Senhores Corruptos: Ao reenviar-lhes pela enésima vez esta missiva, ante as últimas informações de corrupção em Brasília e ante as velhas demonstrações de cinismo, começo dizendo-lhes que estou meio sem opção acerca de qual vocativo usar no início desta carta. (Se não sabem  – até porque suas preocupações giram é em redor dos números, do dinheiro, e não das letras  –, vocativo é o modo como se chama, como se trata alguém no começo de uma correspondência).

Seria um contrassenso chamá-los “Excelentíssimos Senhores Corruptos”. Igualmente, não pegaria bem “Ilustres Corruptos”. “Prezados Corruptos”, então... – seria a maneira mais simples, embora, da mesma forma, inadmissível. Qualquer palavra a mais, um oxímoro, um paradoxo.

Na verdade, vocês são apenas o que são: corruptos.

Não adianta o esforço de mídias compradas, os discursos e trejeitos e encenações. Não interessa que famintos de comida e pobres de consciência os louvem.

Importa tampouco se vocês são as peças principais ou acessórias/“assessórias”, se apenas “preparam o terreno” e fazem o “jogo sujo”, para manter o emprego ou partilhar uma porção infinitamente menor do saque, da pilhagem, do butim.

Nada importa. No fundo, na alma, em essência, todos vocês são apenas isso: corruptos.

Fiquem sabendo: corrupção é defeito de personalidade. Ou melhor, é ausência dela. O corrupto se acredita no direito de possuir o que não é seu. Ele furta, ele rouba, mas nem por isso ele é propriamente um gatuno ou um ladrão (repetindo, ele não passa disso mesmo: é, tão só e para sempre, um corrupto).

Não importa se suas ações são ou não do conhecimento de outros ou se haja ou não sentença definitiva da Justiça: o corrupto sabe que ele não presta, que ele não é um modelo, que ele não adiciona valor, embora subtraia rendas. Ele sabe que é um corrupto. E para o mais Supremo de todos os tribunais, é o que basta.

Vocês, corruptos, elaboram mil e uma desculpas públicas, tentam iludir o próprio sentido e consciência, mas em qualquer canto do cérebro de vocês tem, pelo menos, um dos 86 bilhões (gostaram do número?) de neurônios, pelo menos uma célula cerebral, repita-se, um neurônio entre 86 bilhões ululando e pululando com a informação gravada, como se fora uma placa interna e eterna, indestrutível: “Eu sou um corrupto”. Sem falar que nem todas as pessoas (e elas são muitas e variadas em uma cidade e oito bilhões na Terra) se deixam iludir pelo carnaval e pantomimas que o cinismo, a amoralidade e a hipocrisia criam.

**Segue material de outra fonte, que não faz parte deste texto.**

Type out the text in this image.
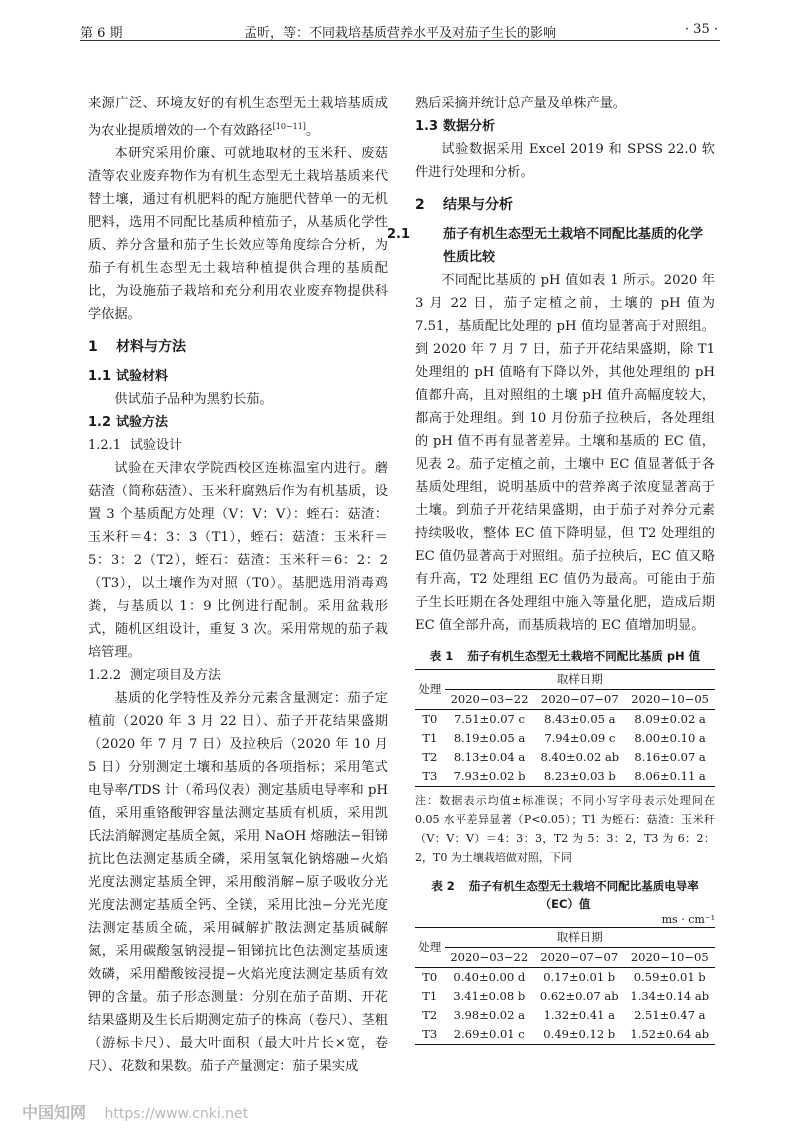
第 6 期	孟昕，等：不同栽培基质营养水平及对茄子生长的影响	· 35 ·

来源广泛、环境友好的有机生态型无土栽培基质成为农业提质增效的一个有效路径[10−11]。

本研究采用价廉、可就地取材的玉米秆、废菇渣等农业废弃物作为有机生态型无土栽培基质来代替土壤，通过有机肥料的配方施肥代替单一的无机肥料，选用不同配比基质种植茄子，从基质化学性质、养分含量和茄子生长效应等角度综合分析，为茄子有机生态型无土栽培种植提供合理的基质配比，为设施茄子栽培和充分利用农业废弃物提供科学依据。

1 材料与方法
1.1 试验材料

供试茄子品种为黑豹长茄。

1.2 试验方法
1.2.1 试验设计

试验在天津农学院西校区连栋温室内进行。蘑菇渣（简称菇渣）、玉米秆腐熟后作为有机基质，设置 3 个基质配方处理（V：V：V）：蛭石：菇渣：玉米秆＝4：3：3（T1），蛭石：菇渣：玉米秆＝5：3：2（T2），蛭石：菇渣：玉米秆＝6：2：2（T3），以土壤作为对照（T0）。基肥选用消毒鸡粪，与基质以 1：9 比例进行配制。采用盆栽形式，随机区组设计，重复 3 次。采用常规的茄子栽培管理。

1.2.2 测定项目及方法

基质的化学特性及养分元素含量测定：茄子定植前（2020 年 3 月 22 日）、茄子开花结果盛期（2020 年 7 月 7 日）及拉秧后（2020 年 10 月 5 日）分别测定土壤和基质的各项指标；采用笔式电导率/TDS 计（希玛仪表）测定基质电导率和 pH 值，采用重铬酸钾容量法测定基质有机质，采用凯氏法消解测定基质全氮，采用 NaOH 熔融法−钼锑抗比色法测定基质全磷，采用氢氧化钠熔融−火焰光度法测定基质全钾，采用酸消解−原子吸收分光光度法测定基质全钙、全镁，采用比浊−分光光度法测定基质全硫，采用碱解扩散法测定基质碱解氮，采用碳酸氢钠浸提−钼锑抗比色法测定基质速效磷，采用醋酸铵浸提−火焰光度法测定基质有效钾的含量。茄子形态测量：分别在茄子苗期、开花结果盛期及生长后期测定茄子的株高（卷尺）、茎粗（游标卡尺）、最大叶面积（最大叶片长×宽，卷尺）、花数和果数。茄子产量测定：茄子果实成

熟后采摘并统计总产量及单株产量。

1.3 数据分析

试验数据采用 Excel 2019 和 SPSS 22.0 软件进行处理和分析。

2 结果与分析
2.1	茄子有机生态型无土栽培不同配比基质的化学性质比较

不同配比基质的 pH 值如表 1 所示。2020 年 3 月 22 日，茄子定植之前，土壤的 pH 值为 7.51，基质配比处理的 pH 值均显著高于对照组。到 2020 年 7 月 7 日，茄子开花结果盛期，除 T1 处理组的 pH 值略有下降以外，其他处理组的 pH 值都升高，且对照组的土壤 pH 值升高幅度较大，都高于处理组。到 10 月份茄子拉秧后，各处理组的 pH 值不再有显著差异。土壤和基质的 EC 值，见表 2。茄子定植之前，土壤中 EC 值显著低于各基质处理组，说明基质中的营养离子浓度显著高于土壤。到茄子开花结果盛期，由于茄子对养分元素持续吸收，整体 EC 值下降明显，但 T2 处理组的 EC 值仍显著高于对照组。茄子拉秧后，EC 值又略有升高，T2 处理组 EC 值仍为最高。可能由于茄子生长旺期在各处理组中施入等量化肥，造成后期 EC 值全部升高，而基质栽培的 EC 值增加明显。

表 1 茄子有机生态型无土栽培不同配比基质 pH 值
处理	取样日期		
	2020−03−22	2020−07−07	2020−10−05
T0	7.51±0.07 c	8.43±0.05 a	8.09±0.02 a
T1	8.19±0.05 a	7.94±0.09 c	8.00±0.10 a
T2	8.13±0.04 a	8.40±0.02 ab	8.16±0.07 a
T3	7.93±0.02 b	8.23±0.03 b	8.06±0.11 a
注：数据表示均值±标准误；不同小写字母表示处理间在 0.05 水平差异显著（P<0.05）；T1 为蛭石：菇渣：玉米秆（V：V：V）＝4：3：3，T2 为 5：3：2，T3 为 6：2：2，T0 为土壤栽培做对照，下同
表 2 茄子有机生态型无土栽培不同配比基质电导率（EC）值
ms · cm⁻¹
处理	取样日期		
	2020−03−22	2020−07−07	2020−10−05
T0	0.40±0.00 d	0.17±0.01 b	0.59±0.01 b
T1	3.41±0.08 b	0.62±0.07 ab	1.34±0.14 ab
T2	3.98±0.02 a	1.32±0.41 a	2.51±0.47 a
T3	2.69±0.01 c	0.49±0.12 b	1.52±0.64 ab
中国知网 https://www.cnki.net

Enquanto escrevo estas maltraçadas linhas, vem-me à mente o vocativo menos inadequado para vocês: “Caros Corruptos”. Porque vocês são “caros” mesmo. Manter a fome de dinheiro, a sanha por poder de vocês não é barato. Vocês arrombam cofres, maquiam contas, mascaram ações, forjam, falsificam, alteram documentos e adulteram pessoas, criam do nada e somem com tudo.

Isso não quer dizer que vocês sejam “mágicos” ou “artistas”. São, apenas, corruptos. Este é o nome, este é o (des)qualificativo, esta é a pecha que, como carimbo na testa, como tatuagem na alma, vocês irão levar para o túmulo e deixar na História.

Todo corrupto é um criminoso, um assassino: rouba oportunidades, nega direitos, descumpre deveres e, até, mata mesmo. Quando podia alimentar mais, preferiu encher sua própria mesa. Quando podia empregar mais, empregou para si. Quando podia construir obras, construiu papéis. Quando podia produzir coisas, fabricou imagens. Para o corrupto, o valor das coisas está no preço das pessoas.

Vocês, corruptos, tinham opção. Não roubar. Não fazer “caixinhas” ou “caixas dois” com dinheiro alheio. Não produzir falsos testemunhos. Não ameaçar. Não intimidar.

Vocês tinham opção. Entretanto, pelo poder do dinheiro e pelo dinheiro do Poder, preferiram render-se ao patrimônio, vender-se ao Demônio.

Não se sabe qual é a concepção de felicidade de vocês nem se vocês a procuram. De qualquer modo, felicidade é estado do ente (isto é, do ser), é uma condição da mente. Nos corruptos, isso muda para “estado doente” e “condição demente”.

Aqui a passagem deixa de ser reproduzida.